November 10, 2023 | Dale Grisso | Financial Literacy
One time, when talking to a student about the money in her bank account, she told me, “If I see it, I spend it.” To save money, she only had one choice: to set up auto-savings with her checking account. After each pay period, a certain amount was transferred to her savings account without her having to lift a finger. She said she was saving for a dream home while working at a pizza place. She was paying her future self.
How do we pay ourselves? The first step is ensuring we have money left over after our bills are paid. We need to see how far the paycheck can stretch, which means adding up expenses and building a budget. One of the best benefits of budgeting is simply knowing our numbers. What do we bring in monthly? How much flows out? What is leftover?
If nothing is leftover, we need to increase income while revising our expenses. This year, we re-did our family budget, and I decided to only calculate our essential bills first, before considering shopping, dining out, traveling, and entertainment. Once I knew how much it costs us to survive, then I was able to be strategic with what was left over. I could spend while saving.
It is also useful to know where the rest of the money is going. A student recently told me that he added up just his dining out costs, and it totaled $800 a month. He was shocked. The student decided he could save some of that by buying groceries instead. With a dining out budget of $400, he created a savings goal of $400 a month.
Saving money is not just financially empowering. Having an emergency fund of even just $400 can offer peace of mind. It is best to put savings in a separate account that is not used to pay regular bills. A mobile banking app can help monitor accounts and transfer extra money to savings.
It can also be helpful to set goals, such as hitting that first $100, then going for $500, then the big $1,000 (triple zeros)! When you get excited about saving money, it becomes easier to make life adjustments that help save even more. It’s addicting in a good way!
Another thing to love about saving for future purchases is the power to avoid borrowing. Credit card debt is over $1 trillion in this country and climbing. The average household easily owes more than $5,000 in credit card debt that continues climbing each month. Most of the minimum payment only goes to interest, which is taking from our hard-earned dollars and our future funds for saving, giving, investing, and buying.
Interest is the extra fee we pay on top of what we borrow when we are not able to pay off the debt right away. Credit card interest rates can easily climb above 20 percent, which means for every $1 dollar we owe, we are paying another $0.20 or more per year. That’s a 20 percent loss of every future dollar’s value. What if I could instead put that in a high-interest savings account? Imagine making interest instead of paying it.

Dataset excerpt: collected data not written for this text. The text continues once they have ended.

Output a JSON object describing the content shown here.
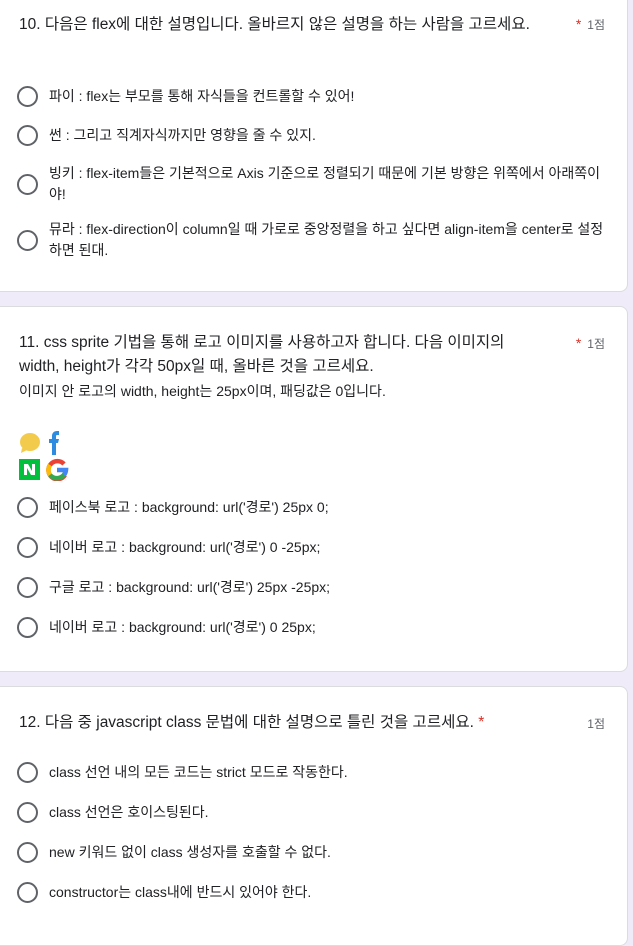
{
  "questions": [
    {
      "title": "10. 다음은 flex에 대한 설명입니다. 올바르지 않은 설명을 하는 사람을 고르세요.",
      "required": "*",
      "points": "1점",
      "options": [
        "파이 : flex는 부모를 통해 자식들을 컨트롤할 수 있어!",
        "썬 : 그리고 직계자식까지만 영향을 줄 수 있지.",
        "빙키 : flex-item들은 기본적으로 Axis 기준으로 정렬되기 때문에 기본 방향은 위쪽에서 아래쪽이야!",
        "뮤라 : flex-direction이 column일 때 가로로 중앙정렬을 하고 싶다면 align-item을 center로 설정하면 된대."
      ]
    },
    {
      "title": "11. css sprite 기법을 통해 로고 이미지를 사용하고자 합니다. 다음 이미지의 width, height가 각각 50px일 때, 올바른 것을 고르세요.",
      "subtitle": "이미지 안 로고의 width, height는 25px이며, 패딩값은 0입니다.",
      "required": "*",
      "points": "1점",
      "image_logos": [
        "kakao-talk-logo",
        "facebook-logo",
        "naver-logo",
        "google-logo"
      ],
      "options": [
        "페이스북 로고 :  background: url('경로') 25px 0;",
        "네이버 로고 :  background: url('경로') 0 -25px;",
        "구글 로고 :  background: url('경로') 25px -25px;",
        "네이버 로고 : background: url('경로') 0 25px;"
      ]
    },
    {
      "title": "12. 다음 중 javascript class 문법에 대한 설명으로 틀린 것을 고르세요.",
      "required": "*",
      "points": "1점",
      "options": [
        "class 선언 내의 모든 코드는 strict 모드로 작동한다.",
        "class 선언은 호이스팅된다.",
        "new 키워드 없이 class 생성자를 호출할 수 없다.",
        "constructor는 class내에 반드시 있어야 한다."
      ]
    }
  ]
}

And remember, savings is about more than just an emergency fund for the unexpected: car repair, cell phone replacement, visit to a health clinic, etc. Savings are also for the things we need to buy, including big ticket items such as a computer for school, a new vehicle, and housing. Consider saving for a rental deposit or a 5-10 percent minimum down payment when buying a home. Savings can be the key to our financial freedom and independence.
Crunch some numbers, try to have fun with it, and set some goals that can empower your future. Your future self will thank you.